The gallery presents works by Ham, who served in Vietnam in an intelligence battalion on many dangerous assignments at age 20. In the exhibit, he describes his initiation into the cauldron of war:

"The first time I saw men straight from combat was at night when they walked into my tent," he recalled. "We looked at each other without a word. It was incomprehensible and mad. But one thing I understood - this was the metamorphosis that awaited me and my friends. In a few days we would be like them."

Ham recorded his experiences in Vietnam in the form of a children's book whose large-scale, cartoon-like illustrations seem even more shocking because of their brutal simplicity.

The paintings include crudely drawn captions that succinctly sum up the point of the illustration: "You become insane during the war," one caption explains. "After the war you are still insane."

Not surprisingly, Ham found no publisher willing to print his work as a children's book. Yet the illustrations and their deceptively simple captions stand as a powerful visual indictment of war in art.

The show contains a number of visionary artists whose work is well-known in other contexts; many have been exhibited in previous AVAM shows. Henry Darger's magnum opus, The Story of the Vivian Girls in What is Known as the Realms of the Unreal, of the Glandico-Angelinian War Storm Caused by the Child-Slave Rebellion, is a prodigious, 15,000-page novel for which the artist produced hundreds of watercolor drawings depicting an epic struggle between good and evil.

Darger's work has been interpreted in terms of the voyeuristic quality of his images and the ambiguous sexuality of his principal figures, the pre-adolescent sisters he called the Vivian Girls.

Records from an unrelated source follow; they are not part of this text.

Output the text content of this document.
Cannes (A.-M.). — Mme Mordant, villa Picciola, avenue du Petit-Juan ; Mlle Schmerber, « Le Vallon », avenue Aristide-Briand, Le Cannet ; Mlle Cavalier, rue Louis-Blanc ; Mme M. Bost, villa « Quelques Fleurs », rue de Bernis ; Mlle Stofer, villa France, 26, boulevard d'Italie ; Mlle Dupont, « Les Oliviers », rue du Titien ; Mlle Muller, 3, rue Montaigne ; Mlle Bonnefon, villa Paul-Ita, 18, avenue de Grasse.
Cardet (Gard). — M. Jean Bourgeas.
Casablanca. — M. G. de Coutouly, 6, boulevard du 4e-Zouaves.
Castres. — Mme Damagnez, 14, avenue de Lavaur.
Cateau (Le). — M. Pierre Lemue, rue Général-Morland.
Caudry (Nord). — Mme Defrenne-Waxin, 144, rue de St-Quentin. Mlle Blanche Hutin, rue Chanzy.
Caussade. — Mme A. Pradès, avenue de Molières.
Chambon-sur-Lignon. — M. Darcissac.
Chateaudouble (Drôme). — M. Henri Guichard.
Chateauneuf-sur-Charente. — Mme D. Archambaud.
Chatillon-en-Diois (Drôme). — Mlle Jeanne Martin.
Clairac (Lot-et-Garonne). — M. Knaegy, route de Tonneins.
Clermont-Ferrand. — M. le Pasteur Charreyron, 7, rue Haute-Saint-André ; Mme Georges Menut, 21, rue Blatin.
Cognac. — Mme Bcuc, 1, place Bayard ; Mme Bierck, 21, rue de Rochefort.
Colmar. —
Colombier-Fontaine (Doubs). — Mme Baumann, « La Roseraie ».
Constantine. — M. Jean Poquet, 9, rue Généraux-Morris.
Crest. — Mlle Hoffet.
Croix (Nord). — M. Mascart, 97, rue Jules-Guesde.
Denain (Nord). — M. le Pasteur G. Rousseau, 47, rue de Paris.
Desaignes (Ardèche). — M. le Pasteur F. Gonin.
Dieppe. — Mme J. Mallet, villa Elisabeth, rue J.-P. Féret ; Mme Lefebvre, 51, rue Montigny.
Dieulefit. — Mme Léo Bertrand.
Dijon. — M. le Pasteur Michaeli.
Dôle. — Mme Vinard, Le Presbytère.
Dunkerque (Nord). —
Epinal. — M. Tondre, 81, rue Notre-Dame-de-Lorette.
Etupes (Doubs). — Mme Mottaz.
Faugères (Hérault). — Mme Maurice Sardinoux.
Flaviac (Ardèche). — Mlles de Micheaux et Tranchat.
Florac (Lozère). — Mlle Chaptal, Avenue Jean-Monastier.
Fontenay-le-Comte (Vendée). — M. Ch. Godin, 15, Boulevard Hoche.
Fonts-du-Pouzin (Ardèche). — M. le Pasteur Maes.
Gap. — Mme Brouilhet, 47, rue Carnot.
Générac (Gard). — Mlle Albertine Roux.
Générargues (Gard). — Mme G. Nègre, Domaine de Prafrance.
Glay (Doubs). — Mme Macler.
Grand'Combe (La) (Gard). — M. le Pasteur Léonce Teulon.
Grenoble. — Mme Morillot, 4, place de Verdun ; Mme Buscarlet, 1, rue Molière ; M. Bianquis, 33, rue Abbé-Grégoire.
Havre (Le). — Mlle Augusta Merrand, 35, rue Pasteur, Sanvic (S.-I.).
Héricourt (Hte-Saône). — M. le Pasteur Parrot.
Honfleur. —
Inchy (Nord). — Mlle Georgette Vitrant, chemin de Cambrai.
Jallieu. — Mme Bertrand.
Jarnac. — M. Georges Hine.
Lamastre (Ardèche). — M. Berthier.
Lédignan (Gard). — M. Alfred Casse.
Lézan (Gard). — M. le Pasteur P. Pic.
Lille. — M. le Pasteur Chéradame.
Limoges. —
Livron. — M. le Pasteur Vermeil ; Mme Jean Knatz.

In the present context, Darger's characters appear as part of a deadly conflict that symbolically recreates America's Civil War and World War I - as well as such fanciful adventures as The Wizard of Oz.

Norman is another artist whose work stands out. His surrealistic, mural-size depictions of soldiers, warships and military parades offer bitter, mocking comment on the social conventions that make war seem noble and heroic.

Sadly, the artists who embraced peace as their subject seemed less compelling by comparison. Among the best was Alex Grey's imposing Cosmic Christ, an altarpiece-like depiction of the Christian Redeemer as a universal spirit in whom all contradictions are resolved. It's very striking, but to my eye, it doesn't have the unforced conviction of the best works by Ham or Norman.

Still, this show should be seen now that America is at war - if for no other reason than it may remind us of the huge costs that military conflicts, even just ones, impose upon victor and vanquished alike.


What: "The Art of War and Peace"

Where: The American Visionary Art Museum, 800 Key Highway

When: Tuesday-Sunday, 10 a.m. to 6 p.m. Through Sept 1, 2002.